The client must be honest with the agency team, which means sharing both good news and bad, whether business- or agency-related. If the client has a product delay or larger crisis, they agency can make contingency plans and help to develop messaging that explains, for example, why the product failed safety testing. If there is an issue with the agency that needs resolving, tell the agency so that the problem can be solved.

The public relations agency is an extension of a client’s team, filling in gaps in expertise and resources and is a partner. The agency provides expertise on media relations, thought leadership, strategic messaging and other key elements of the marketing plan. The agency is a partner, not the “hired help” and the team’s time and counsel should be respected. Many agencies are willing to go above and beyond the scope of work, but “scope creep,” or when a client keeps asking the agency to do more and to extend beyond the agreed-upon commitment, is not appreciated. A great agency acts as though every client is the only client, but the agency does have commitments beyond your account. The greatest respect you can show your agency is to recommend them to colleagues and to serve as a reference to help the agency to gain new clients.
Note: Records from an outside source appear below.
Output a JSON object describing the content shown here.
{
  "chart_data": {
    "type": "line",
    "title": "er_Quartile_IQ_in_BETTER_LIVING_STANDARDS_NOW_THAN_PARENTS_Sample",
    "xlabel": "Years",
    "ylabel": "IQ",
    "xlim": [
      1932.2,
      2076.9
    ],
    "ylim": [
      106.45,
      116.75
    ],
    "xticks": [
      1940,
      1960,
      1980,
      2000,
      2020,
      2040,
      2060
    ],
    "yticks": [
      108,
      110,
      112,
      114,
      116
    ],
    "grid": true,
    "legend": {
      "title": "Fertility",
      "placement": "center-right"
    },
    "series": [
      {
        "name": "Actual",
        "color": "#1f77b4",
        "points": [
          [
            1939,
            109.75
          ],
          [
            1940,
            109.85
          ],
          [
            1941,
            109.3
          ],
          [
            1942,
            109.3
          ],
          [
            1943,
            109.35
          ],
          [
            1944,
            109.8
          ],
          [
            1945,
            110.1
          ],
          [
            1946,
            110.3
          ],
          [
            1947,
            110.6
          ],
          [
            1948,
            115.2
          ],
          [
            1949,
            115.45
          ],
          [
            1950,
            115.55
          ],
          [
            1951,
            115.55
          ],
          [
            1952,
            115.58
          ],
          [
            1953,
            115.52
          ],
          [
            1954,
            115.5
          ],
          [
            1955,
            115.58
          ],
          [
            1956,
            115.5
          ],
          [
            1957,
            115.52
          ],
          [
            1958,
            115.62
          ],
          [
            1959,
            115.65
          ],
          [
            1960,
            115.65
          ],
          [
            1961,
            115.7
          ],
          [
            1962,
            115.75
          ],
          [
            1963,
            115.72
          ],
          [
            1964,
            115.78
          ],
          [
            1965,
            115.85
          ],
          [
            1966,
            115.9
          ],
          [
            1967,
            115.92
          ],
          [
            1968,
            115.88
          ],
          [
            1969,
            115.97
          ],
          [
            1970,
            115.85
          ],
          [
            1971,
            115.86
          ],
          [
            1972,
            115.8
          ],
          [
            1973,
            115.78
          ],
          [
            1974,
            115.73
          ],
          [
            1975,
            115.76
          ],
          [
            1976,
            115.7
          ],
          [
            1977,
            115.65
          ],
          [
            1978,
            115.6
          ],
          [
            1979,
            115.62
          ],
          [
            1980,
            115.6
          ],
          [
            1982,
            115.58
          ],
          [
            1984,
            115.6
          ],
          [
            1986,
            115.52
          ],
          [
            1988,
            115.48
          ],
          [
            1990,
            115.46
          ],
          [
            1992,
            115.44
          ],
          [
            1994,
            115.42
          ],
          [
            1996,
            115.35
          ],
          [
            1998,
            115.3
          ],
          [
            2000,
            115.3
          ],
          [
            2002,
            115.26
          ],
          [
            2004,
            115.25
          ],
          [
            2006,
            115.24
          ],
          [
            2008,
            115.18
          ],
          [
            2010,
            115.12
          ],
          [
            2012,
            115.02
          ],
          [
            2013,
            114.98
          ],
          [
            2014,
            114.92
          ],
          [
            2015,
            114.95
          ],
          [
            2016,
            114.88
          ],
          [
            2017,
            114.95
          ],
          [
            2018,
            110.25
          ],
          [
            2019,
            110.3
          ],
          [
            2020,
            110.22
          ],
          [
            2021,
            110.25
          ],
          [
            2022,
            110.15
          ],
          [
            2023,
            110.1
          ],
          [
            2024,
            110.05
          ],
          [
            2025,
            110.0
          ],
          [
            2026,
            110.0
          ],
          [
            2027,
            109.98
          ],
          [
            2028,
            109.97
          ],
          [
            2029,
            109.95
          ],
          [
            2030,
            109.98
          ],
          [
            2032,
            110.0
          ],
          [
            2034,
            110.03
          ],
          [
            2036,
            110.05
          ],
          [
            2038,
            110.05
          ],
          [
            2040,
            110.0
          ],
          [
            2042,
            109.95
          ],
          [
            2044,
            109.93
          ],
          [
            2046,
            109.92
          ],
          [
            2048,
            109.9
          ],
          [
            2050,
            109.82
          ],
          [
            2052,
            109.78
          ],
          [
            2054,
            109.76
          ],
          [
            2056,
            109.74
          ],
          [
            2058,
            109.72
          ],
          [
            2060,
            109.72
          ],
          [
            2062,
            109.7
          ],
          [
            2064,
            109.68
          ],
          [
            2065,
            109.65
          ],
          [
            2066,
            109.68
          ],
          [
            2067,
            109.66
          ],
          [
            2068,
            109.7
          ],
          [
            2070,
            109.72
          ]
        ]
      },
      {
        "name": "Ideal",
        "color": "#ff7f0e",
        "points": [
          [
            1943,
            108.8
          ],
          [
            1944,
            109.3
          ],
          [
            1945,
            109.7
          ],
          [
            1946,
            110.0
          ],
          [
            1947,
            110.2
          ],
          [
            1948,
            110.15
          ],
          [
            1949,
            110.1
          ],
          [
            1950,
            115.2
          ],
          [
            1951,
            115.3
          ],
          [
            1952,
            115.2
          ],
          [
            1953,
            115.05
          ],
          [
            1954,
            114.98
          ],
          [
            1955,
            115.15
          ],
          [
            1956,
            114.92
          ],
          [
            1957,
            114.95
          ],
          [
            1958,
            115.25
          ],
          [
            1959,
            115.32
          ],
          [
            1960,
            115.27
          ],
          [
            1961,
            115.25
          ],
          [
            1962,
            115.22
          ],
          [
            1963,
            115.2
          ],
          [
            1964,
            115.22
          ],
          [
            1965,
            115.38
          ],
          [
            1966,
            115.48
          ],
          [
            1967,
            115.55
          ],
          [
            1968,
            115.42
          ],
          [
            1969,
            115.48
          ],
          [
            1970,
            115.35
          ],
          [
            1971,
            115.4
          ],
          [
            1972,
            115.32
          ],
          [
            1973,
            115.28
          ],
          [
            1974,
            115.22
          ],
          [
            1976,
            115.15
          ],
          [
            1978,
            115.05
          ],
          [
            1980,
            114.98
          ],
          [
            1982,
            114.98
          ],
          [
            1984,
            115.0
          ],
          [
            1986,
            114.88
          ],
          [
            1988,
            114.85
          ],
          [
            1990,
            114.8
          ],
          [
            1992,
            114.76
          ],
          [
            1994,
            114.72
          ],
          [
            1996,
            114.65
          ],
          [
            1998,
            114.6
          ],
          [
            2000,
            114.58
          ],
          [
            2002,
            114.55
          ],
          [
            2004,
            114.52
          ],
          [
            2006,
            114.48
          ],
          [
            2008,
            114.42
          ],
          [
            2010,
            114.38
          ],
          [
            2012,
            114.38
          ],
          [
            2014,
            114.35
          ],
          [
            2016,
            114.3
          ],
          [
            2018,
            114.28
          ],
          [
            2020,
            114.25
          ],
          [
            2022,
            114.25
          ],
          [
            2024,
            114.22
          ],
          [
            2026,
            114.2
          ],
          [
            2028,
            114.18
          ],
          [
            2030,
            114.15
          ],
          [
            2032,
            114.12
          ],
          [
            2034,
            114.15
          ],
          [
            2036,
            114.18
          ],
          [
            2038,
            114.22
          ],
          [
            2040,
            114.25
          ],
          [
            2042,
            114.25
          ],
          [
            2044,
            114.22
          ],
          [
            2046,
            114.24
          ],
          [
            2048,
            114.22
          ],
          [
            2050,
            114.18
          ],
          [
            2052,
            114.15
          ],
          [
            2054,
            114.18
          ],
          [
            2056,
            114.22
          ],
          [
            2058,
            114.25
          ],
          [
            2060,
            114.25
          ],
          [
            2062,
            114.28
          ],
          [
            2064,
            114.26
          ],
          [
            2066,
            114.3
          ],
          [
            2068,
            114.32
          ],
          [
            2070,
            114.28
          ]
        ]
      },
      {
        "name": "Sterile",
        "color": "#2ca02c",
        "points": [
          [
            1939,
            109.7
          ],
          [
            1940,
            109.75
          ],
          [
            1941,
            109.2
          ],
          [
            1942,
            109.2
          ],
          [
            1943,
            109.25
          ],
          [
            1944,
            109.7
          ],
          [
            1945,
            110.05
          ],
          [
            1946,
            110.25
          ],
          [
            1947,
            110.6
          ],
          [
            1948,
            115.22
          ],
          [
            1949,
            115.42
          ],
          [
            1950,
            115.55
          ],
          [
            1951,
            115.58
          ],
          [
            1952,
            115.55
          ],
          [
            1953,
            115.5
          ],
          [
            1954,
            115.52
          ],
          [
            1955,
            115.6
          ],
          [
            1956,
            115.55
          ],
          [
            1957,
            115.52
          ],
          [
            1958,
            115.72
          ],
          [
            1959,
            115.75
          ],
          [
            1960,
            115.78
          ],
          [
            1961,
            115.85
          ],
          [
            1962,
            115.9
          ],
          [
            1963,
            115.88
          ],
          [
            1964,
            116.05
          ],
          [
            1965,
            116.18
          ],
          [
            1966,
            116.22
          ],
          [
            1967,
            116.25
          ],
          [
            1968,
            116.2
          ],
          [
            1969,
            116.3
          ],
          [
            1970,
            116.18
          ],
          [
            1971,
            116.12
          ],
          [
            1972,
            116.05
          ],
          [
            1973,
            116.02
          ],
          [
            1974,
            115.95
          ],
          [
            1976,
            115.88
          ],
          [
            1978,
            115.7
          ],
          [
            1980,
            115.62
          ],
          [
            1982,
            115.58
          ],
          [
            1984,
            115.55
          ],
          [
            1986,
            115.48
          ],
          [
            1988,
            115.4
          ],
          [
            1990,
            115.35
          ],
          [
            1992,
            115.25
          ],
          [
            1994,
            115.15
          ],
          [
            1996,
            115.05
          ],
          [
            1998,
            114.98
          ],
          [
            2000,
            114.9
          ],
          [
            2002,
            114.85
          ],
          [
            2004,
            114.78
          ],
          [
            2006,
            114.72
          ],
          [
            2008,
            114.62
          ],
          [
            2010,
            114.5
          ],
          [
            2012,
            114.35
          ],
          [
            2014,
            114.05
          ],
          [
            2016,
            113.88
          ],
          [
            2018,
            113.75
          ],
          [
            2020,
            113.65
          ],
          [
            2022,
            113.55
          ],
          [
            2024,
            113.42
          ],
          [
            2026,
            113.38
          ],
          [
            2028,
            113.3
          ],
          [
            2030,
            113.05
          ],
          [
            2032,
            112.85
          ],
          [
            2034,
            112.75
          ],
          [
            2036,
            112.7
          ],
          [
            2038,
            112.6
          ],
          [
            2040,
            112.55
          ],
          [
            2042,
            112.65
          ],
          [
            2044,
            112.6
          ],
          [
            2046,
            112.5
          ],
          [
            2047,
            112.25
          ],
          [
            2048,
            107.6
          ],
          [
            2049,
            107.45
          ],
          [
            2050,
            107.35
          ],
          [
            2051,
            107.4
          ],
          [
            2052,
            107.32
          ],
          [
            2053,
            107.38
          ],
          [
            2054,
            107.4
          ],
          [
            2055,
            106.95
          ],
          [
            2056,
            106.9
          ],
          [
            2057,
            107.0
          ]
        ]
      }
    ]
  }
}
In closing, in the words of NRPR’s fearless leader, Nicole Rodrigues, to have a successful relationship, “you need a connection, a hint of shared interests, an ability to clearly communicate, a confidence and a spark. When these factors are in place, it becomes exponentially easier to deal with the hiccups and disconnects that can occur naturally in business, because there is already that foundation of communication, consideration and a shared end-game vision in place to work together successfully towards solutions.”